KaTeX already provides pre-rendering of math. If you want to start with Markdown you can use Pandoc. Then you can get TeX, HTML, and even Word formats from the same source. This project seems to only work with one particular editor, as well.
Also "LaTeX look and feel" doesn't mean anything to start from: Latex documents look vastly different depending on which template they use. A lot of conferences and journals allow for both Word and Latex files to be sent, and it's impossible to guess in the output which tool was used to author a given paper.
Yes, LaTeX documents could have many different document classes. But many, many authors stick with the defaults, which a person could as a shortcut call the "LaTeX look."
I am convinced if you give me a Word and a LaTeX paper from the same conference, I can tell you which one is from the typesetting tool and which one from the word processor.
This is maybe the third time I've seen the concept of a LaTeX styled html page and it never seems like a good idea to me. I'm all for math typesetting in HTML, but I no longer "believe" in justification, especially not browser's dissatisfying one-paragraph based techniques. But even with knuth-plass I have reasons to suspect ragged right text is better, see https://news.ycombinator.com/item?id=27189306
I'm willing to change my mind with more evidence, justified text is pretty.
I also forgot to mention that for most people at low dpi (I would say 300dpi and lower, but I personally wouldn't use a serif till ~1500dpi) sans-serifs are more legible. This blog post has some good information: https://geniusee.com/single-blog/font-readability-research-f...
I had better sources at some point but I'll have to dig them up.
I agree if you have in mind fonts with really thin serifs, such as the classic Computer Modern. But serif fonts in general seem fine to me at 300 dpi, or even 240 dpi. Readability depends more on the particular font used at a particular size, rather than whether it’s serif or not.

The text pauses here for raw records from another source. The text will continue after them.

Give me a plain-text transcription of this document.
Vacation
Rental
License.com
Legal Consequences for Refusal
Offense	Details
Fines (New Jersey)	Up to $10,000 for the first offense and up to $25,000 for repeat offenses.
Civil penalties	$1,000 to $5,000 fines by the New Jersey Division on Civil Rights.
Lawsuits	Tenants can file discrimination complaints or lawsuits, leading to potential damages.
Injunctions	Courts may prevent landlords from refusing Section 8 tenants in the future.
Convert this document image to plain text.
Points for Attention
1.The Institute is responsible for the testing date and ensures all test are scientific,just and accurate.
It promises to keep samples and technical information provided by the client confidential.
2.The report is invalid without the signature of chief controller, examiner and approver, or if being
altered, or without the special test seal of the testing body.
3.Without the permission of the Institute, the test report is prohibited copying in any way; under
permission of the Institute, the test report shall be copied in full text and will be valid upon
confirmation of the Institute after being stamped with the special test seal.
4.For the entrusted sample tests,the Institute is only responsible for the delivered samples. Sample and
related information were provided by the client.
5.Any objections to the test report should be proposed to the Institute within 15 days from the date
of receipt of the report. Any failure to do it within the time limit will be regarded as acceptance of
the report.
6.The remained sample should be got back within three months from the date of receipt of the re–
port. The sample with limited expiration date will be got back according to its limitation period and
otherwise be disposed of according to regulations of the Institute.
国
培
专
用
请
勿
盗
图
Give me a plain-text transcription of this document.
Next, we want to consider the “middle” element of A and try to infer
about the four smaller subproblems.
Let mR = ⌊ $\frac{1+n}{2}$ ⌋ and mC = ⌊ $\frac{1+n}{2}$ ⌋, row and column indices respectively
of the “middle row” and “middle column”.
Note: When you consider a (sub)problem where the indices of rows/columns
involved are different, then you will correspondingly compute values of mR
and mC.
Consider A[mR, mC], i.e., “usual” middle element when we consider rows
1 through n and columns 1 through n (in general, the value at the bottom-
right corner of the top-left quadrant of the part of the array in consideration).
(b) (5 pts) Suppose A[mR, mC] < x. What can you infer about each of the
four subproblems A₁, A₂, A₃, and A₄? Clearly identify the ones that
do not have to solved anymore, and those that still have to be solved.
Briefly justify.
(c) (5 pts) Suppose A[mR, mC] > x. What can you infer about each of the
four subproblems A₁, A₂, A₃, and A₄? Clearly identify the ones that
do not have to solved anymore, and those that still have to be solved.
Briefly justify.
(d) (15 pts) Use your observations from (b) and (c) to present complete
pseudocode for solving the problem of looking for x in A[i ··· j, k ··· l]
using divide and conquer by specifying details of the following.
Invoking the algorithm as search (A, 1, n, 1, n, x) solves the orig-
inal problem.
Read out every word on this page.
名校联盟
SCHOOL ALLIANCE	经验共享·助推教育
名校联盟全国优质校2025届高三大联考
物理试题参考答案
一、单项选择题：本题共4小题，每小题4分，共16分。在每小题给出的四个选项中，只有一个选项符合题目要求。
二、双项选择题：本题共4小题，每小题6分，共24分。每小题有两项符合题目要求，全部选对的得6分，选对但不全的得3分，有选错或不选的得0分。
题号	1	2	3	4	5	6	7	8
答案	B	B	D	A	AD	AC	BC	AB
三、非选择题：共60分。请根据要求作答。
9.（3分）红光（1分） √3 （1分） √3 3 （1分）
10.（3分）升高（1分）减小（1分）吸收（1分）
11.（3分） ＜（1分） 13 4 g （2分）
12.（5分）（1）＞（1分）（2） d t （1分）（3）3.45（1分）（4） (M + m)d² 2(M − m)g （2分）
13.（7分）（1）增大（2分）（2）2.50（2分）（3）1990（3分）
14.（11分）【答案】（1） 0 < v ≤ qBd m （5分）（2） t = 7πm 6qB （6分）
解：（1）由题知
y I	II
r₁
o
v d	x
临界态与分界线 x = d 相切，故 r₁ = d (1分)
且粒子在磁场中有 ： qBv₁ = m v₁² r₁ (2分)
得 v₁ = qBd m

Yeah the serif/sans distinction is definitely down the list compared to font size, column width, line spacing, contrast, etc. I just brought it up because I consider it part of the "LaTeX" style. But you're right...something something premature optimization
If you look at the source of the fine article, you will see that the equations are in MathML. They are pre-rendered by KaTeX from LaTeX notation to MathML. There are other tools that do this, too. MathML is indeed being used, you see. It’s just that nobody wants to write in it.
Producing Computer-Modern-y HTML output that looks like a defaults-everywhere LaTeX document reminds me of George Bernard Shaw's reputed response to a marriage proposal from a noted actress: “But what if the baby had MY looks and YOUR brains?”
> Math support is the core functionality of mdmath. Inline math $r = \sqrt{x^2 + y^2}$ and display math expressions
$$e^{ix}=\cos x + i\sin x$$ are supported, due to markdown-it extension markdown-it-texmath [8] and the fast math renderer KaTeX [9].